I see. So as far as you’re concerned, even an atheist psychologist who seems to imply that your ranting is based on paranoid-like suspicion is not credible. I guess I can understand that.

BTW, how is Spectrum’s thread on the same subject coming along? You should learn from Dark Matter: “If you want to learn, beware of learning THE TRUTH.”

Even if Dispenza is a quack, his statement seems to be essentially correct: “Therefore, it follows that how we perceive reality on the conscious level and how we relate to the world depends on how we focus our attention. With so much information and technology to distract them from the things that really matter, little wonder why modern-day skeptics find themselves in an irreligious mindset that is, even by their own accounting, contrary to human nature.”

Not that the distraction is a modern problem. It’s as ancient as philosophy and religion. The modern spin is a reliance on science and technology.

That’s not actually a counter to what Snark is saying. Your reply does not address his points nor do you discredit his claims.

You have simply defined “belief in a god” as a sign of desperation. Therefore you say that all theists are desperate.

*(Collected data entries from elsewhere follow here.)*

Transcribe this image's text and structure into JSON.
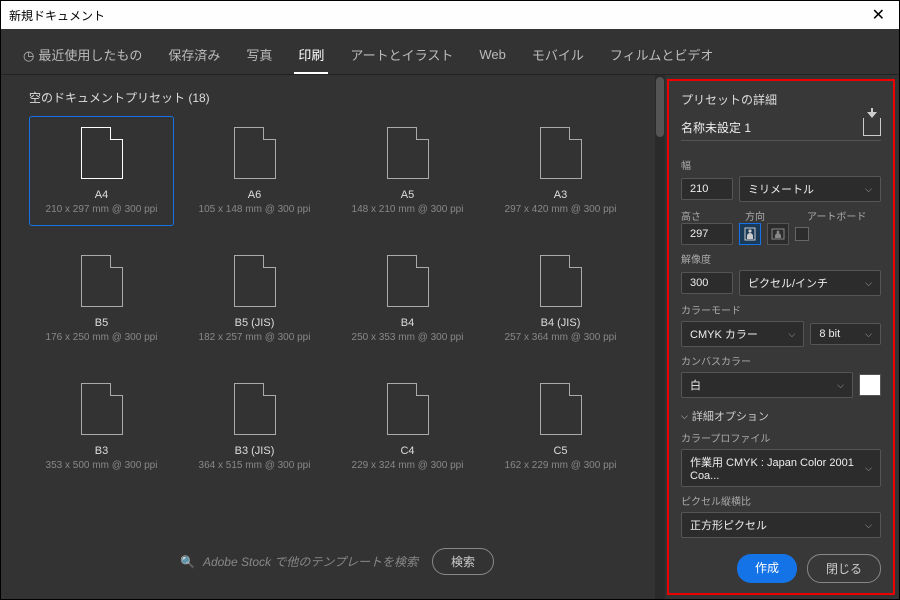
{
  "window": {
    "title": "新規ドキュメント"
  },
  "tabs": {
    "recent": "最近使用したもの",
    "saved": "保存済み",
    "photo": "写真",
    "print": "印刷",
    "art": "アートとイラスト",
    "web": "Web",
    "mobile": "モバイル",
    "film": "フィルムとビデオ",
    "active": "print"
  },
  "presets_header": "空のドキュメントプリセット  (18)",
  "presets": [
    {
      "name": "A4",
      "dim": "210 x 297 mm @ 300 ppi",
      "selected": true
    },
    {
      "name": "A6",
      "dim": "105 x 148 mm @ 300 ppi"
    },
    {
      "name": "A5",
      "dim": "148 x 210 mm @ 300 ppi"
    },
    {
      "name": "A3",
      "dim": "297 x 420 mm @ 300 ppi"
    },
    {
      "name": "B5",
      "dim": "176 x 250 mm @ 300 ppi"
    },
    {
      "name": "B5 (JIS)",
      "dim": "182 x 257 mm @ 300 ppi"
    },
    {
      "name": "B4",
      "dim": "250 x 353 mm @ 300 ppi"
    },
    {
      "name": "B4 (JIS)",
      "dim": "257 x 364 mm @ 300 ppi"
    },
    {
      "name": "B3",
      "dim": "353 x 500 mm @ 300 ppi"
    },
    {
      "name": "B3 (JIS)",
      "dim": "364 x 515 mm @ 300 ppi"
    },
    {
      "name": "C4",
      "dim": "229 x 324 mm @ 300 ppi"
    },
    {
      "name": "C5",
      "dim": "162 x 229 mm @ 300 ppi"
    }
  ],
  "stock": {
    "placeholder": "Adobe Stock で他のテンプレートを検索",
    "search_btn": "検索"
  },
  "details": {
    "title": "プリセットの詳細",
    "name": "名称未設定 1",
    "width_label": "幅",
    "width_value": "210",
    "unit": "ミリメートル",
    "height_label": "高さ",
    "height_value": "297",
    "orient_label": "方向",
    "artboard_label": "アートボード",
    "res_label": "解像度",
    "res_value": "300",
    "res_unit": "ピクセル/インチ",
    "mode_label": "カラーモード",
    "mode_value": "CMYK カラー",
    "bit_value": "8 bit",
    "bg_label": "カンバスカラー",
    "bg_value": "白",
    "adv_label": "詳細オプション",
    "profile_label": "カラープロファイル",
    "profile_value": "作業用 CMYK : Japan Color 2001 Coa...",
    "aspect_label": "ピクセル縦横比",
    "aspect_value": "正方形ピクセル",
    "create_btn": "作成",
    "close_btn": "閉じる"
  }
}
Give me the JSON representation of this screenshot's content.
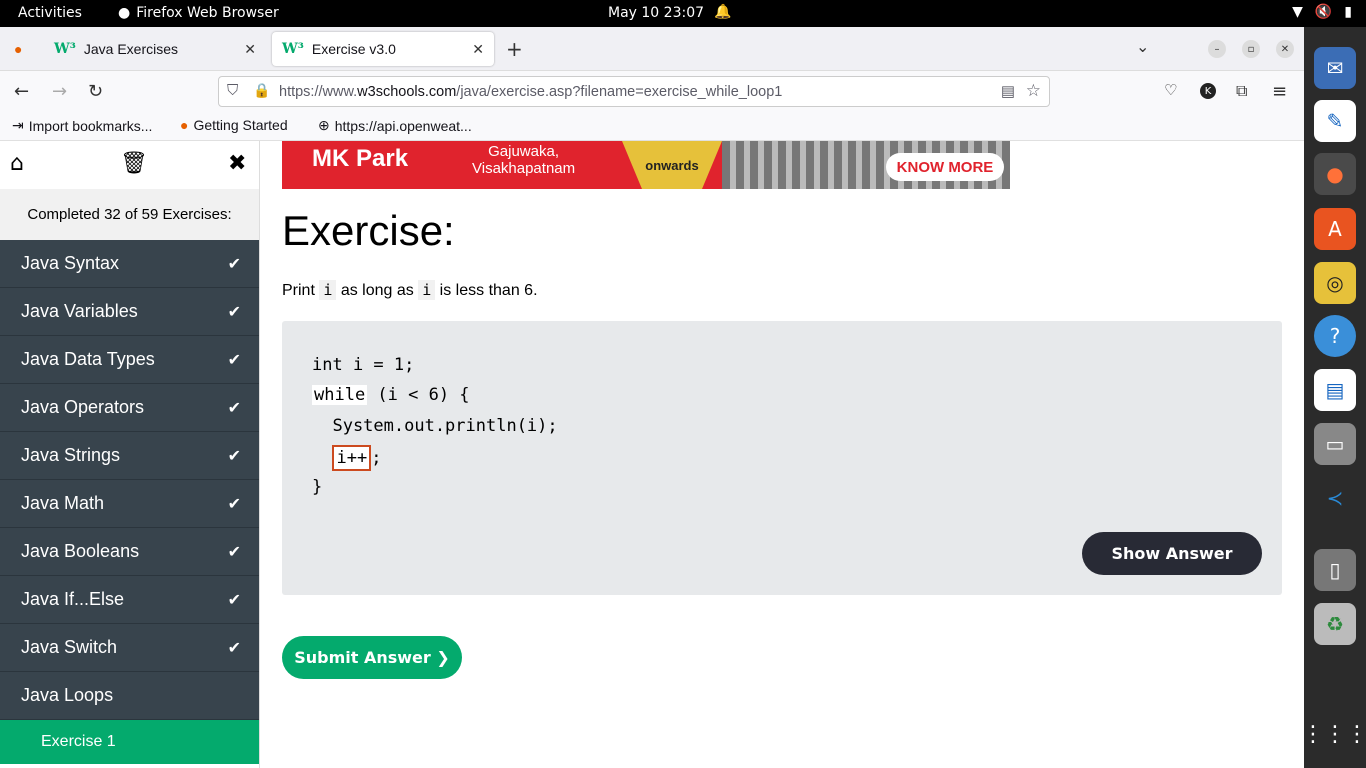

Here you define a “spectrum of desperation” where at the lower end there is no desperation in any reasonable sense.

It makes no sense to call the lower end “desperation” if there is no indication of desperation.

It’s a useless definition.

Well at least here you have something observable at the 1% level. However, calling petty crimes “evil”, trivializes the word. Heck, even opening an egg on the “wrong” end can be called “evil” at some very small level. It all becomes very silly and fundamentally meaningless.

I prefer words to have clear meanings.

Given your definition of psychological desperation, you think that all theists are psychologically desperate.

I don’t think that “belief in god” alone is enough to say that someone is psychologically desperate … there has to be more to it than that.

If those theists don’t show any signs of desperation, then they are not desperate. And they serve as a counterexample to your theory that theists are psychologically desperate.

A questionable example. That’s one story in a book. It may or may not have happened. Most theists would probably not act as Abraham.

The question is “loaded” with the idea that “there is no evidence”.

There are at least two answers :

Yours : Evidence is not required.

Mine : There is evidence. Therefore the question is not relevant.